After being on hunger strike for 64 days and force-fed for 17 times Michael Gaughan died on 3 June 1974 of pneumonia caused by a dirty feeding tube that had punctured his lung. In accordance with Michael's wishes his body returned home to Mayo where he is buried with full honour.
Michael Gaughan's death, and other force feeding related incidents, caused upheaval in medical cycles as a result of which involuntary force feeding of hunger strikers is prohibited by the World Medical Association (WMA) since the 1975 Declaration of Tokyo and the Declaration on Hunger Strikers of 1991. The Declaration of Tokyo leaves some room for interpretation whereas the Declaration on Hunger Strikers, also known as the Declaration of Malta, is abundantly clear on the matter at issue: Forcible feeding is never ethically acceptable. Even if intended to benefit, feeding accompanied by threats, coercion, force or use of physical restraints is a form of inhuman and degrading treatment..
| Title: Take Me Home To Mayo Also known as: The Ballad Of Michael Gaughan |
| Lyrics by: Seámus Robinson |
| Recorded by: The Irish Brigade and The Wolfhound |
| Category: Internment and Prison Protest |
Copyright Statement |
Take me home to Mayo, across the Irish Sea;
Home to dear old Mayo, where once I roamed so free.
Take me home to Mayo, there let my body lie;
Home at last in Mayo, beneath an Irish sky.

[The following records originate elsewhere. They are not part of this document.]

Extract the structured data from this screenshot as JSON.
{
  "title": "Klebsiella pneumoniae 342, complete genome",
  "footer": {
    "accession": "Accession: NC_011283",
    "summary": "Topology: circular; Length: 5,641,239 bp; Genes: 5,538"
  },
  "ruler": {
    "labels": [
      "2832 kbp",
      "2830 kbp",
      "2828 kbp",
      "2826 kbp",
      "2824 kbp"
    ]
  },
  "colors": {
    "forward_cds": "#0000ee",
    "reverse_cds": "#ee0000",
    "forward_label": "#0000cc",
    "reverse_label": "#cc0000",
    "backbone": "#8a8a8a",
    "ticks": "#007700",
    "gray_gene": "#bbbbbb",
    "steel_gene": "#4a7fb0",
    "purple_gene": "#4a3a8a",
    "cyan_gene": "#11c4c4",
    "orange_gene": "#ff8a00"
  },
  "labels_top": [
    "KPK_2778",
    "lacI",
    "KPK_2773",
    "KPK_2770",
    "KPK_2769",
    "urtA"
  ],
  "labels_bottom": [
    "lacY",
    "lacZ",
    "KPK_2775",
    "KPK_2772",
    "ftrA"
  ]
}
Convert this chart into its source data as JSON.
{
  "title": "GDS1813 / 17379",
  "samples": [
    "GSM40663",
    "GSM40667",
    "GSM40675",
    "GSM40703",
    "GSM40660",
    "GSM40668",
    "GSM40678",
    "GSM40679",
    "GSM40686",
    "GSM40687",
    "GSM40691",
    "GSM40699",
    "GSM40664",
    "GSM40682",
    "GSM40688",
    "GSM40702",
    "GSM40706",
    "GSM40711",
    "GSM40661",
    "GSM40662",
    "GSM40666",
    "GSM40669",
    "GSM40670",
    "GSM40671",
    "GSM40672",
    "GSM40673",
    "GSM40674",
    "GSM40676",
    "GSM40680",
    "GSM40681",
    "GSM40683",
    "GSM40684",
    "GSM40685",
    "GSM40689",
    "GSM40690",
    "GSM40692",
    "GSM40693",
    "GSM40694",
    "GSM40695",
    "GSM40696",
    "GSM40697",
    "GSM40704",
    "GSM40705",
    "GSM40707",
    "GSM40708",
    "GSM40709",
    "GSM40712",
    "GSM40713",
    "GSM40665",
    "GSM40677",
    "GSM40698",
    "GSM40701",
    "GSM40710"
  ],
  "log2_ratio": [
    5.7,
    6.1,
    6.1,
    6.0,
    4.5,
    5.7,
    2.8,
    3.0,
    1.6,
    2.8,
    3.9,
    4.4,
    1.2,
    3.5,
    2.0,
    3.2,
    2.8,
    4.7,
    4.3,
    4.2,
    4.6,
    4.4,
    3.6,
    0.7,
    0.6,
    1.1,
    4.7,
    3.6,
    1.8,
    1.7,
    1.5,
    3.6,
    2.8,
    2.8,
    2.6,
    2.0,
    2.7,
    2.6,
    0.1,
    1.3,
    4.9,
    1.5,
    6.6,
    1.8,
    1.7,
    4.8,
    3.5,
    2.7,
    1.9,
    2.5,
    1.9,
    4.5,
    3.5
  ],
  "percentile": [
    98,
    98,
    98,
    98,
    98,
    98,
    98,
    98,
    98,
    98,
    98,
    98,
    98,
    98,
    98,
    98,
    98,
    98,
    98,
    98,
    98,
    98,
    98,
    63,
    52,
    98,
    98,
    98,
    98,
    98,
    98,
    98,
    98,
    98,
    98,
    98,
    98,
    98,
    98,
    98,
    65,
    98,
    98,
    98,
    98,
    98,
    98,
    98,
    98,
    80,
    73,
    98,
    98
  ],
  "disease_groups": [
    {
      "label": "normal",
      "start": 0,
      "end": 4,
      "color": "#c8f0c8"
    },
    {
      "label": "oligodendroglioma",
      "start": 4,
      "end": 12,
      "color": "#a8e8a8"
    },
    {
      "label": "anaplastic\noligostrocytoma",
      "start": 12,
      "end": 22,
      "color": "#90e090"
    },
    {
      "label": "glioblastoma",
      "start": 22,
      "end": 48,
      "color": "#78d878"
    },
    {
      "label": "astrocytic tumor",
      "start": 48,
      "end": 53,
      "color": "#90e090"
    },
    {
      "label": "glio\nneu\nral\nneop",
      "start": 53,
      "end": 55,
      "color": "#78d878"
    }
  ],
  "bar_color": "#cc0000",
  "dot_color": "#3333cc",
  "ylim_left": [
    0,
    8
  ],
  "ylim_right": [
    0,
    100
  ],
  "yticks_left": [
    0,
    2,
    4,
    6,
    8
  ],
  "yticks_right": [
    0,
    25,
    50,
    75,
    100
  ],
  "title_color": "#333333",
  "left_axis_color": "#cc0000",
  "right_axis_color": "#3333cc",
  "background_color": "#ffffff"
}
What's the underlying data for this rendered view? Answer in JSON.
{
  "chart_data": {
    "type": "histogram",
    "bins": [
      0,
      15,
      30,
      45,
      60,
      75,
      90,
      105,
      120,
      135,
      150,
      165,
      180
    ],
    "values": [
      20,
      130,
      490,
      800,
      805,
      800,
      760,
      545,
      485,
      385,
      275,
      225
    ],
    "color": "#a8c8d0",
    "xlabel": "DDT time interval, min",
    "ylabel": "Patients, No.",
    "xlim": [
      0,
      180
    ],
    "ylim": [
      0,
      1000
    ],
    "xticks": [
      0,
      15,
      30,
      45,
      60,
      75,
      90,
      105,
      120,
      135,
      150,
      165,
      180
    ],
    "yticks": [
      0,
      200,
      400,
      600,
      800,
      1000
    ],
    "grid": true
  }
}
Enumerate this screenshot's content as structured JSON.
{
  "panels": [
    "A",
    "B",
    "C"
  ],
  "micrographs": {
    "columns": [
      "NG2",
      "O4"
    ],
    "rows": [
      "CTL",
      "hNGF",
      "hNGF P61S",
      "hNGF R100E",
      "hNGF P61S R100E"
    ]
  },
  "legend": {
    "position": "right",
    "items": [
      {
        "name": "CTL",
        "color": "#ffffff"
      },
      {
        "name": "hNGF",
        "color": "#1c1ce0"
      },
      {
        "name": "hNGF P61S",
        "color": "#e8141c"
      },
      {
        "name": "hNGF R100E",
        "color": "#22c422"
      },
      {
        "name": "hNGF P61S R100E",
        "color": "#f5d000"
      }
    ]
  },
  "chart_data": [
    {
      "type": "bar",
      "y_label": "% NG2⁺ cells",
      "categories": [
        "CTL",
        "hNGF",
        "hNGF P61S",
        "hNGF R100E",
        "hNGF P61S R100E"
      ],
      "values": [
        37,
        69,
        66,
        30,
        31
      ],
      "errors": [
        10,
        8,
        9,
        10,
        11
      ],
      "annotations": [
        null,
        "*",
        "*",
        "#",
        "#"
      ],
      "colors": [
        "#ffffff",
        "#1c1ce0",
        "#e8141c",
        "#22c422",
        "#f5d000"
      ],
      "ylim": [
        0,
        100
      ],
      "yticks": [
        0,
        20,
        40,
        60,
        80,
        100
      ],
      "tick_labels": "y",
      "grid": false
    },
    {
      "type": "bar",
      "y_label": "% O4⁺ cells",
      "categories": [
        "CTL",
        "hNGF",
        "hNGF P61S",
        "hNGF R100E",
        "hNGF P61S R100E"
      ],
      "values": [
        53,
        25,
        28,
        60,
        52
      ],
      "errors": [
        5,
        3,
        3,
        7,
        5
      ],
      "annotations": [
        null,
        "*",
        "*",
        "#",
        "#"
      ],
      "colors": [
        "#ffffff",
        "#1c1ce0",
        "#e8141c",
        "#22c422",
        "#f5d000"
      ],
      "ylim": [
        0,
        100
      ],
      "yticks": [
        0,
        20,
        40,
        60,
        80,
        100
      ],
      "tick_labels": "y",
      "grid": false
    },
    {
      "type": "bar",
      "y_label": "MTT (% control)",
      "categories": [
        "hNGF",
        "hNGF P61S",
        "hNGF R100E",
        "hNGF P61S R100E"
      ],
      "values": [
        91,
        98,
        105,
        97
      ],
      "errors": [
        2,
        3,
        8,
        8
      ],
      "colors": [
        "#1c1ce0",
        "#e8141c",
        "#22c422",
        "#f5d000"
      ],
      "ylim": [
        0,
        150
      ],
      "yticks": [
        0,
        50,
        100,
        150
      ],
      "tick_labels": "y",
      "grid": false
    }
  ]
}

My name is Michael Gaughan, from Ballina I came;
I saw my people suffering and swore to break their chain
I raised the flag in England, prepared to fight or die
Far away from Mayo, beneath an Irish sky.
Take me home to Mayo, across the Irish Sea;
Home to dear old Mayo, where once I roamed so free.
Take me home to Mayo, there let my body lie;
Home at last in Mayo, beneath an Irish sky.
My body cold and hungry, in Parkhurst Gaol I lie;
For loving of my country, on hunger strike I die
I have just one last longing, I pray you’ll not deny
Bury me in Mayo, beneath an Irish sky.
Take me home to Mayo, across the Irish Sea;
Home to dear old Mayo, where once I roamed so free.
Take me home to Mayo, there let my body lie;
Home at last in Mayo, beneath an Irish sky.
Take me home to Mayo, across the Irish Sea;
Home to dear old Mayo, where once I roamed so free.
Take me home to Mayo, there let my body lie;
Home at last in Mayo, beneath an Irish sky.